Lodge, a literary critic and author of 13 novels, including “Changing Places,” “Therapy” and “Author, Author,” often writes with humor about affairs among academics. His last novel, “Deaf Sentence” (2008), concerned a man with hearing loss who gets into a sticky situation with a younger, manipulative woman — a perfect warmup for writing about Wells, who had an amazing capacity for getting himself into — and out of — godawful messes with women half his age.
“A Man of Parts” opens in blitzed London in the spring of 1944, when Wells, nearly 78, diagnosed with liver cancer and eclipsed by modernists like Virginia Woolf and James Joyce, retreats into his own head to review his life. Lodge writes, “The mind is a time machine that travels backwards in memory and forwards in prophecy, but he has done with prophecy now. His mind is at the end of its tether, he cannot bear to look forward into the chaos ahead. He looks back, at his life: has it, taken all in all, been a success or failure?” Lodge has Wells realize that “In trying to answer this question it is useful to have a second voice. He can, for instance, interview himself about his past, lobbing easy questions and answering them expansively, as he used to do in the days when journalists were still interested.” This leads to a somewhat clunky setup in which ersatz interviews are interspersed with more general reminiscences written in a tight but somewhat awkward third-person point of view.

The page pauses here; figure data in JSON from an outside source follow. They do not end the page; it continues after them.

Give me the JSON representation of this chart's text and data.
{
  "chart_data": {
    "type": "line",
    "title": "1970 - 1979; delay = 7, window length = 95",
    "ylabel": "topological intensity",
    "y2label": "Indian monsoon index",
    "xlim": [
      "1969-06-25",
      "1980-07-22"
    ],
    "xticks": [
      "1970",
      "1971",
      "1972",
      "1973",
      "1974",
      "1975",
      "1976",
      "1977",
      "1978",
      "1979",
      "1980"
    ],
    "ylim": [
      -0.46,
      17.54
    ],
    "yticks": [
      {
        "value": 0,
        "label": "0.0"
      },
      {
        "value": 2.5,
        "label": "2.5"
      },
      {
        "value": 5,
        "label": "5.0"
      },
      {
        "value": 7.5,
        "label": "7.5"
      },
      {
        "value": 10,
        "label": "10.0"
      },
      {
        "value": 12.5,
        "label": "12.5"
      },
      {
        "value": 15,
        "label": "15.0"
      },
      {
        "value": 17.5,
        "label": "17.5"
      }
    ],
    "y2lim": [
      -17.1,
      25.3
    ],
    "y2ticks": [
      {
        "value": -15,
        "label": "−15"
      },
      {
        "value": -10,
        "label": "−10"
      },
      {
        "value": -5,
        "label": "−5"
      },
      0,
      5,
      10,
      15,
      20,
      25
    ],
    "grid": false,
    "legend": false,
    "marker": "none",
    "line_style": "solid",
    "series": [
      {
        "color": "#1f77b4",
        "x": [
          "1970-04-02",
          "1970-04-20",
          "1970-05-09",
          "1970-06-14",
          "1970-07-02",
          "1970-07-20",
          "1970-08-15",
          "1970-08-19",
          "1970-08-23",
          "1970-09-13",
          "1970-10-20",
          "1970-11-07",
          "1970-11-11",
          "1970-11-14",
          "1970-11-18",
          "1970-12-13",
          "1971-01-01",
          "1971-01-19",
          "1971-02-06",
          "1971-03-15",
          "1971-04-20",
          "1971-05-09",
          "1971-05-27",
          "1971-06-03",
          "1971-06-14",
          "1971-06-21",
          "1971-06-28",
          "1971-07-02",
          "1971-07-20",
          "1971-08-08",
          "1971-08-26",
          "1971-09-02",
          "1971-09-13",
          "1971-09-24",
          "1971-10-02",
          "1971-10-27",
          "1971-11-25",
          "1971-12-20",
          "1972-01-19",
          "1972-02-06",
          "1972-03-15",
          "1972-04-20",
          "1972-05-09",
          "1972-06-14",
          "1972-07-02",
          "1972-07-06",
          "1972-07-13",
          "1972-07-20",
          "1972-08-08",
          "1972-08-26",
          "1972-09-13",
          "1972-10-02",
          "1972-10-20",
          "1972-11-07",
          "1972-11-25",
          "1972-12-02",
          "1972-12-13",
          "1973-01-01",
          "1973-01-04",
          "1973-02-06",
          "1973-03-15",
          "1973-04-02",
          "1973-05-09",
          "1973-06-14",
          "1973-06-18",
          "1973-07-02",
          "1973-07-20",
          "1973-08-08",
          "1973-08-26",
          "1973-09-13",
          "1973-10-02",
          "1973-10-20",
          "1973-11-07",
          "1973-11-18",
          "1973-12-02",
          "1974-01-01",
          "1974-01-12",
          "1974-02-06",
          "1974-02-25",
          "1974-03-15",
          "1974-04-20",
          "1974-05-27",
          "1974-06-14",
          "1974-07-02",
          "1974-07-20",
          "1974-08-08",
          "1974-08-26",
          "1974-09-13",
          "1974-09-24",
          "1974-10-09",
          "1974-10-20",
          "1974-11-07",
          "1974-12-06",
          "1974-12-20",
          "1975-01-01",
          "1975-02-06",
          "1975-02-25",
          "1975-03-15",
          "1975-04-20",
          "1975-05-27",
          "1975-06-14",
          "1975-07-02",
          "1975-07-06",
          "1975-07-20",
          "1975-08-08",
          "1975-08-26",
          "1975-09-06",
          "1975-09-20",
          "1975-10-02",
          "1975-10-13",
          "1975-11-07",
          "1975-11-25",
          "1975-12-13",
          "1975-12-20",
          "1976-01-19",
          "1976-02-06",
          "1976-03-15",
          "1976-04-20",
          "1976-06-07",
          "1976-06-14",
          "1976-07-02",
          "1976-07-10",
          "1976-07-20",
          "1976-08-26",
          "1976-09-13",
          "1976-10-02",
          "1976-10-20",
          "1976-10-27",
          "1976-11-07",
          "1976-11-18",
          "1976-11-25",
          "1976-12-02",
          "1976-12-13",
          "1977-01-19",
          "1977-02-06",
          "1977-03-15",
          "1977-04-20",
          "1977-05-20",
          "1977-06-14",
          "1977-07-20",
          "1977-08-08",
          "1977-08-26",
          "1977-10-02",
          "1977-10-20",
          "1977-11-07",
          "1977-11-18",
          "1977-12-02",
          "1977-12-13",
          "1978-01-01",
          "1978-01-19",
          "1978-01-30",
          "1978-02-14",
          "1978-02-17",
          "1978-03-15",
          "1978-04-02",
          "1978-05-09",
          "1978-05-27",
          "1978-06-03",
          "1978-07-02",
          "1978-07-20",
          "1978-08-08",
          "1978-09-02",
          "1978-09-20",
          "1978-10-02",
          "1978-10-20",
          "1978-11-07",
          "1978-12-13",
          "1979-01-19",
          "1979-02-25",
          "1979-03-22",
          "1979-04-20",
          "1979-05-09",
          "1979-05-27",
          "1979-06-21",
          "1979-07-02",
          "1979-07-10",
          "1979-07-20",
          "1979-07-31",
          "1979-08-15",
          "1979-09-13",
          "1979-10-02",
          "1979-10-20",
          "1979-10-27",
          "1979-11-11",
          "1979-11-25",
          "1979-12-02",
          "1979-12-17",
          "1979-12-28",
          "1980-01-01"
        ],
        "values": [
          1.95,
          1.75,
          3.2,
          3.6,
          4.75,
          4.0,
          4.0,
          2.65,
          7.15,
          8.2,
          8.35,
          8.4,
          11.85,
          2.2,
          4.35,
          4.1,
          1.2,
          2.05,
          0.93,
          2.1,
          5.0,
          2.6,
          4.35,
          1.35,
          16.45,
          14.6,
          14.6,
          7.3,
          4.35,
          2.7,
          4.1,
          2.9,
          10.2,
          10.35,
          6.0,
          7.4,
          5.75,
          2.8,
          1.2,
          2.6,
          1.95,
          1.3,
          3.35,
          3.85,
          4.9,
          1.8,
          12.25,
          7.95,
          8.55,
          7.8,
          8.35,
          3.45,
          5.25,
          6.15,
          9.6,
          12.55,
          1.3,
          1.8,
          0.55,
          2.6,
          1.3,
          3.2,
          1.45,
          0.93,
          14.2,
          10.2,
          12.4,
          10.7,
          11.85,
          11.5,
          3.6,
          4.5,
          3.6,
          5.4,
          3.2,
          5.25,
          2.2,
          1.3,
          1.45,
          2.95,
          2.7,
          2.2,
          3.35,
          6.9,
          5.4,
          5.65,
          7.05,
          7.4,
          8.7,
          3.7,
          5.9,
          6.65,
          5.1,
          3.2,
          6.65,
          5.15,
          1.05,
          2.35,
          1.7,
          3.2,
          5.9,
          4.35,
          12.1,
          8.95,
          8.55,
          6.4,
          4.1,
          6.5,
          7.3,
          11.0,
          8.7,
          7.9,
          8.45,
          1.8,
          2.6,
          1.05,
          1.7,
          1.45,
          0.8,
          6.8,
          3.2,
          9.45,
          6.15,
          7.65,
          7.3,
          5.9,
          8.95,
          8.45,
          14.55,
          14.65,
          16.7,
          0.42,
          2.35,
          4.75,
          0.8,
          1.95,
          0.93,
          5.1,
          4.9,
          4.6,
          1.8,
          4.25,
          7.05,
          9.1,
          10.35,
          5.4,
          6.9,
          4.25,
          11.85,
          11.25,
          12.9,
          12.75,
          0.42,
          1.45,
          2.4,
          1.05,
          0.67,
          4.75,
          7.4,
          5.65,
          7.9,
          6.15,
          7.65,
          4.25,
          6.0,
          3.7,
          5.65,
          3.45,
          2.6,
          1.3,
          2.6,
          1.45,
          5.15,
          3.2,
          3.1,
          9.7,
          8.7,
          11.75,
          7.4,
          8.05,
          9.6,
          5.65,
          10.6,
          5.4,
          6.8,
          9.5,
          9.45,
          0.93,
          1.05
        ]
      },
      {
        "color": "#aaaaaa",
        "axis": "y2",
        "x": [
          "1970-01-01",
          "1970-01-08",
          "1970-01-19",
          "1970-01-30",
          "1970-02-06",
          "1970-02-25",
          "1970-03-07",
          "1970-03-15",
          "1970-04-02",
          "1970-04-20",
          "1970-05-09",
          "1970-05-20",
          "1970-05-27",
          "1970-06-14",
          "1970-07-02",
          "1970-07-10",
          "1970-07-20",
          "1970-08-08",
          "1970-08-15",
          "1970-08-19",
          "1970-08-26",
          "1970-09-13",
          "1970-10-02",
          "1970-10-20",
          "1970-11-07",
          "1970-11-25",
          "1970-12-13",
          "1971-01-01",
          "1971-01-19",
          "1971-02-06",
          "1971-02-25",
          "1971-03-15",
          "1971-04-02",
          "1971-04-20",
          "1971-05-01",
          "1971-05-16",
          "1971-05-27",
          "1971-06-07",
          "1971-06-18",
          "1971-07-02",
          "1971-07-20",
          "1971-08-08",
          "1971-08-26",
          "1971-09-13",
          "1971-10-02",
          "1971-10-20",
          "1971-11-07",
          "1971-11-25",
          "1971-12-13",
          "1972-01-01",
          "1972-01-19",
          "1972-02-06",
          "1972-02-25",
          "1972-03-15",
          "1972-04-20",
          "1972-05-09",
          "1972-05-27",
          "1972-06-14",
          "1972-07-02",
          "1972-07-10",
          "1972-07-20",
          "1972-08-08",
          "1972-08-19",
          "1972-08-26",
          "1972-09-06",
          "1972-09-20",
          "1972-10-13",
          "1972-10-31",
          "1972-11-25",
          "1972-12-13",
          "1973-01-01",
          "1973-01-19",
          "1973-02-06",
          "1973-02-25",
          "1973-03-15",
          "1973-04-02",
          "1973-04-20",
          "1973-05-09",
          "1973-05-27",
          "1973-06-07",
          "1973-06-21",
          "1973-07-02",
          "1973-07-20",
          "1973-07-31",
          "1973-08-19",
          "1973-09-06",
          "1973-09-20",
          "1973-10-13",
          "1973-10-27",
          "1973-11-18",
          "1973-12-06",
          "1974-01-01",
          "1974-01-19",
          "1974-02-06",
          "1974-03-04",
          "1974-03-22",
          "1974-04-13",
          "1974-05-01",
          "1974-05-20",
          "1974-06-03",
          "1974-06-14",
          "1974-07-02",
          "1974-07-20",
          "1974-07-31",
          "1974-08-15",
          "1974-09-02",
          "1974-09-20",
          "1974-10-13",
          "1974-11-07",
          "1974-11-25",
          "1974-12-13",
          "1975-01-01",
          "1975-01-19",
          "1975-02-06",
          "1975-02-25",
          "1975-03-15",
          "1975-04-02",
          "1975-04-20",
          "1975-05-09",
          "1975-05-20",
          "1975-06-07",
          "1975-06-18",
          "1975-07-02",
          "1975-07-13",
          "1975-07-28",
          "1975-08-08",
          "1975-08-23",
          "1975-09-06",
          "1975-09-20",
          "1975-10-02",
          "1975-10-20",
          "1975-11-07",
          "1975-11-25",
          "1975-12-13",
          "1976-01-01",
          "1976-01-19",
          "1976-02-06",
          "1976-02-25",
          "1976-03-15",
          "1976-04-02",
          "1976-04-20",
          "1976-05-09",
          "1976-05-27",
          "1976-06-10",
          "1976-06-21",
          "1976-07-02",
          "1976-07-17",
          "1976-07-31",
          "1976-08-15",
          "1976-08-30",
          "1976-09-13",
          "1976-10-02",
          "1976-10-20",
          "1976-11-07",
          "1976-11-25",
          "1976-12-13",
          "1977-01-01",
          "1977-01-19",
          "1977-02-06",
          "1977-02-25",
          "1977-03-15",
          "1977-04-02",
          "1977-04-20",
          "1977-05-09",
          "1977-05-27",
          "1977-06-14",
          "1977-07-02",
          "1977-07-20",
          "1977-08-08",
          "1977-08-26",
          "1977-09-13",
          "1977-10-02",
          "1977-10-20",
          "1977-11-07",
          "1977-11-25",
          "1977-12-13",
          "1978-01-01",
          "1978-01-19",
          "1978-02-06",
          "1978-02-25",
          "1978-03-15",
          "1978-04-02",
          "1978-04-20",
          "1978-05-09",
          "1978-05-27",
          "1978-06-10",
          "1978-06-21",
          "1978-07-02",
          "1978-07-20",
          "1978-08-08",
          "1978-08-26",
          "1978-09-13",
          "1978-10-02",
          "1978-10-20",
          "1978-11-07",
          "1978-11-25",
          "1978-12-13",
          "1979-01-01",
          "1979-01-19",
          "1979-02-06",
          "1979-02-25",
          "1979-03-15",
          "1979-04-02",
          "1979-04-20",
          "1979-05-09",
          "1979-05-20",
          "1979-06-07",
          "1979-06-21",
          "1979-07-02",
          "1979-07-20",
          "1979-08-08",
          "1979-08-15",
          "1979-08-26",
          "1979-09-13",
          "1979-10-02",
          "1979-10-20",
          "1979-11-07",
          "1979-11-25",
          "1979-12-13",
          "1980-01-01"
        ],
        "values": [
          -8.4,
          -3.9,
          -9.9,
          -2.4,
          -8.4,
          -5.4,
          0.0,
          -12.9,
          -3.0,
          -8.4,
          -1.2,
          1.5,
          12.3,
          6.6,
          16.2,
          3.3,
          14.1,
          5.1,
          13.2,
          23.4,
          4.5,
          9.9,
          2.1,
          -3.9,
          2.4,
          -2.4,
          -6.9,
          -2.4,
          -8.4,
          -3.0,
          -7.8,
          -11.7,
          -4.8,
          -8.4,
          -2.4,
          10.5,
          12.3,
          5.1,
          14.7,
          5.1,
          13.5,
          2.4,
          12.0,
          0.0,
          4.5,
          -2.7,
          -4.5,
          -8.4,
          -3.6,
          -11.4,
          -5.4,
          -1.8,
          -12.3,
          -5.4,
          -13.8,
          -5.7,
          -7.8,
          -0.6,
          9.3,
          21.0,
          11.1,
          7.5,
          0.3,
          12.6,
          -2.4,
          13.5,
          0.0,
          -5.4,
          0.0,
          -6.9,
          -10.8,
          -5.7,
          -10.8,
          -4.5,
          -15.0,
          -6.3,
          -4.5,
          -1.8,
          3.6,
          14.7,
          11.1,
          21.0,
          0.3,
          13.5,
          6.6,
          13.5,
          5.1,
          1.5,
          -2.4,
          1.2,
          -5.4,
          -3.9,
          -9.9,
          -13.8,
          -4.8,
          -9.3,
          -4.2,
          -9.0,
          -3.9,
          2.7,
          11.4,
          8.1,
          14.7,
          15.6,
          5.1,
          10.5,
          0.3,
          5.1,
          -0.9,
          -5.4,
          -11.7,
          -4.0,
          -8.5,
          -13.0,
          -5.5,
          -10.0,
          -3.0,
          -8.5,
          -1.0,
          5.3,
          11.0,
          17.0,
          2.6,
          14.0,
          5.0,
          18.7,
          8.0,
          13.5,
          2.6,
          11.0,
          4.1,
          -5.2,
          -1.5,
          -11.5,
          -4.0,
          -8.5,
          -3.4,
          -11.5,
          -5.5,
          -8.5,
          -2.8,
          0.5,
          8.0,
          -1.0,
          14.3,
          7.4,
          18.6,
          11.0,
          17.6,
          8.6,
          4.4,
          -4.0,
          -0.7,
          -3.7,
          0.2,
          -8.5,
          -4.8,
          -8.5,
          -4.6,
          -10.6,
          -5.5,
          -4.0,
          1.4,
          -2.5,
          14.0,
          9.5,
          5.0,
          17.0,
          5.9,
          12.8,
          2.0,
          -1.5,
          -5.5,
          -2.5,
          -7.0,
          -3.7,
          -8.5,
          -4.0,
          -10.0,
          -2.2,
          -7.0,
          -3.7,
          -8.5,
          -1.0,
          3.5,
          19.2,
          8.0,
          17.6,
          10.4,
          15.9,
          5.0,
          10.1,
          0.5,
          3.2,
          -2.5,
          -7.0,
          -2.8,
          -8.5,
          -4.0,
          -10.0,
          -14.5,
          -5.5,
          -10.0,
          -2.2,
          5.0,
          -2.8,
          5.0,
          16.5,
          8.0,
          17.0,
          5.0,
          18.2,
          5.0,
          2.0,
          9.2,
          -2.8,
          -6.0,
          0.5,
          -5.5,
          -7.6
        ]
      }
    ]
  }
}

“A Man of Parts” is as readable as it is in large part because Lodge has structured it around the most prominent of Wells’ string of sexual entanglements. In his posthumously published postscript to his 1934 two-volume “Experiment in Autobiography” — one of Lodge’s primary sources — Wells asserted that his “passages” often had nothing to do with love but were about giving and receiving pleasure. Lodge writes, “Sex for him was ideally a form of recreation, like tennis or badminton, something you did when you had completed a satisfactory bit of work, to let off steam and exercise the body instead of the mind for a while.” Physically incompatible with his unbelievably tolerant second wife, Jane, they reached an agreement early in their marriage that she would be his helpmeet and run his home while allowing him his dalliances, as long as he was open about them. He, in turn, vowed never to leave her. She was “an absolute brick” even during the scandals that arose after he slept with the virgin daughters of friends, impregnating several of them: “He thought of it as completing a young girl’s education at her request.” A novel written from Jane’s point of view is one I’d love to read.
As Lodge makes clear in his epigraph, his title alludes to both senses of the noun “parts” — his subject’s many abilities and his privates. Lodge attempts to do justice to all aspects of Wells, but it’s the sexual shenanigans more than the tussling with fellow members of the socialist Fabian Society that hold sway. Blocks of quotes from Wells’ novels and from prickly correspondence with George Bernard Shaw and Henry James, however welcome in a biography, interrupt the novel’s narrative flow. Yet despite some unwieldy patches, readers who stick with “A Man of Parts” will be rewarded with an insightful portrait of a flawed but magnetic man who tried to change the world through both his behavior and his writing, between bedcovers and bookcovers.